Lebensechte Avatare sind ein entscheidender Faktor, um virtuelle Meetings und Social-VR-Anwendungen attraktiv zu machen. Das zeigt ein aktuelles Interview mit Mark Zuckerberg. Einen konkreten Schritt in diese Richtung macht HTC mit einem Face-Tracker, der die Mimik der VR-User auf ihren Avatar überträgt.
Facebook setzt auf realistische Avatare
In einem Gespräch hat Mark Zuckerberg bekannt gegeben, dass Facebook an der Quest 3 und 4 arbeitet und dass realistische Avatare ein wichtiges Ziel seien. Aktuell sei es noch schwierig, echt wirkende Avatare zu erstellen, das dies einen 3D-Scan des Gesichts voraussetzt. Abhilfe soll eine AI schaffen, welche mit Hilfe von Augen- und Gesichtstracking realistische Avatare mit Mimik darstellen soll. Wie realitätsnah solche Avatare aussehen können, zeigt Epic Games mit ihrer MetaHuman Demo.
HTC bringt neue Tracking-Hardware
Nach einer Reihe von geheimnisvollen Tweets zeigt ein Leak, was HTC bald der Öffentlichkeit präsentieren will: Neue Tracking-Hardware für Virtual Reality. Da ist einerseits eine neue Version der Vive Tracker, die eine längere Akkulaufzeit bieten soll, aber kleiner und leichter ist als die Vorgänger. Und andererseits bringt HTC einen «Facial Tracker», der eine präzise Erfassung von Mundbewegungen und Mimik mit niedriger Latenz ermöglicht, was wiederum einer lebensechteren Kommunikation in Social-VR-Apps und virtuellen Meetings dient.

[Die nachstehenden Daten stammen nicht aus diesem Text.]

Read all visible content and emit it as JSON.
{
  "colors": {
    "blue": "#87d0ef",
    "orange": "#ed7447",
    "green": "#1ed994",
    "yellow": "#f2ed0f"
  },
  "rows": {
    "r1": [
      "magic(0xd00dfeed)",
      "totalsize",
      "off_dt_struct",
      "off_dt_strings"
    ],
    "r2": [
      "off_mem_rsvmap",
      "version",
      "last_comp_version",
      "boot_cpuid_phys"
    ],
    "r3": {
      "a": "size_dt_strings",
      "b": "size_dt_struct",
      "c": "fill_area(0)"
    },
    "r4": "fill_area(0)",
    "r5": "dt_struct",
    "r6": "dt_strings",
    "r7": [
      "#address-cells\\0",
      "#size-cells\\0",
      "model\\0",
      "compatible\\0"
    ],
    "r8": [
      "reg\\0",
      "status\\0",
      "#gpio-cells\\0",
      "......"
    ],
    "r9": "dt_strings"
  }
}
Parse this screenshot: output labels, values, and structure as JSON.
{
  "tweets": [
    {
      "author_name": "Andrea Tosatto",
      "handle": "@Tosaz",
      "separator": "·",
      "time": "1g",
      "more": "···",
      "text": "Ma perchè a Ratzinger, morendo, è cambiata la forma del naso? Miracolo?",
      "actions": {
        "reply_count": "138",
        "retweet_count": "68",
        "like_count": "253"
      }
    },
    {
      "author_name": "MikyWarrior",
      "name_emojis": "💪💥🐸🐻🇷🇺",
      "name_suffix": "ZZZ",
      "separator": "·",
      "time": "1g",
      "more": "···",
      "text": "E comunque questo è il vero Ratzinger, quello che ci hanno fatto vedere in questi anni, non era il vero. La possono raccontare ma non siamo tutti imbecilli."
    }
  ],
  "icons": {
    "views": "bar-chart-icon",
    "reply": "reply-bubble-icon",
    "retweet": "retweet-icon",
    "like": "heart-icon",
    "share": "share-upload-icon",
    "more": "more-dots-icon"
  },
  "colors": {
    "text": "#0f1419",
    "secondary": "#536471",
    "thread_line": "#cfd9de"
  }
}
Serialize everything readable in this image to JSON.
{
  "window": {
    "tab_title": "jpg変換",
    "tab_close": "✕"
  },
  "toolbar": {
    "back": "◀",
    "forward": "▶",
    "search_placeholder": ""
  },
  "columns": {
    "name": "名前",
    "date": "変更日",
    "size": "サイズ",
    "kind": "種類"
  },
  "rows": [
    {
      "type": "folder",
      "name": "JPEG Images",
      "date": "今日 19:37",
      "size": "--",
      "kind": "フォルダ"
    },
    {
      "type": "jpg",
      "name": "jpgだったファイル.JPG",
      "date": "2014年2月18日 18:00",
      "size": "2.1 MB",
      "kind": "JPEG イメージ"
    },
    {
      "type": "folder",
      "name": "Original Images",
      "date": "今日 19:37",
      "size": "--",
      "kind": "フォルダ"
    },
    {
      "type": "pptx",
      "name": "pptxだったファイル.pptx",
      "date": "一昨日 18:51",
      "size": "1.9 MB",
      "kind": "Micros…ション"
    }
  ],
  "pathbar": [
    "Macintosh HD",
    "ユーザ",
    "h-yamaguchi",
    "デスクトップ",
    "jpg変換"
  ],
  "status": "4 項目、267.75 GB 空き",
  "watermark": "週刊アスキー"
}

Google verbessert AR auf Android
Während Apple auf LiDAR-Sensoren in seinen Smartphones setzt, um Informationen zur Raumtiefe zu erhalten, geht Google einen anderen Weg: Mit einem neuen Update der ARCore-Technologie werden zwei Kameras genutzt, um die Tiefeninformationen zu erhalten und so AR-Experiences zu verbessern. Das Update läuft zurzeit nur auf den hauseigenen Pixel 4 und 4 XL Smartphones, soll aber noch breiter ausgerollt werden.
Bank of America kauft tausende VR-Headsets für Mitarbeiterschulung
Immer mehr Grossunternehmen nutzen VR-Brillen für die Ausbildung ihrer Mitarbeitenden. Nachdem Walmart bereits 2018 rund 17’000 VR-Brillen bestellt hat, zieht nun die Bank of America nach: Berichten zufolge kauft die Bank tausende VR-Headsets, um Mitarbeitende an den 4’000 Standorten auszubilden.
Rec Room: Social VR Plattform startet Ingame-Verkäufe
Bei Rec Room handelt es sich um eine der erfolgreichsten Social VR Plattformen mit über 10 Millionen Registrierungen seit 2016. Die Plattform erlaubt es Kreativen, eigene Objekte und Räume zu erstellen. Neu sollen die damit verdienten «Token» als Ingame-Währung auch in US-Dollar umgewandelt und ausbezahlt werden können. Somit wird es in Zukunft möglich sein, echtes Geld in virtuellen Welten zu verdienen.
Pico kündigt neue Standalone VR-Brille an
Als einer der grössten Konkurrenten zu Facebooks Oculus gilt der chinesische Hersteller Pico Interactive. Dieser hat nun eine neue Version der «Neo» Brille angekündigt, die noch im Q2 dieses Jahres auf den Markt kommen soll (für ca. 500 Euro) und sich als Alternative zur Quest 2 positionieren will.
JCDecaux lanciert AR-Plakatkampagne für Arbeitsvermittlung
JCDecaux Estland hat zusammen mit einem Jobvermittler eine AR-Kampagne lanciert, welche es erlaubt, an Bushaltestellen in Berufe zu schnuppern. Scannt man mit dem Smartphone die entsprechenden Plakate, wird der User in verschiedene Job-Umgebungen platziert.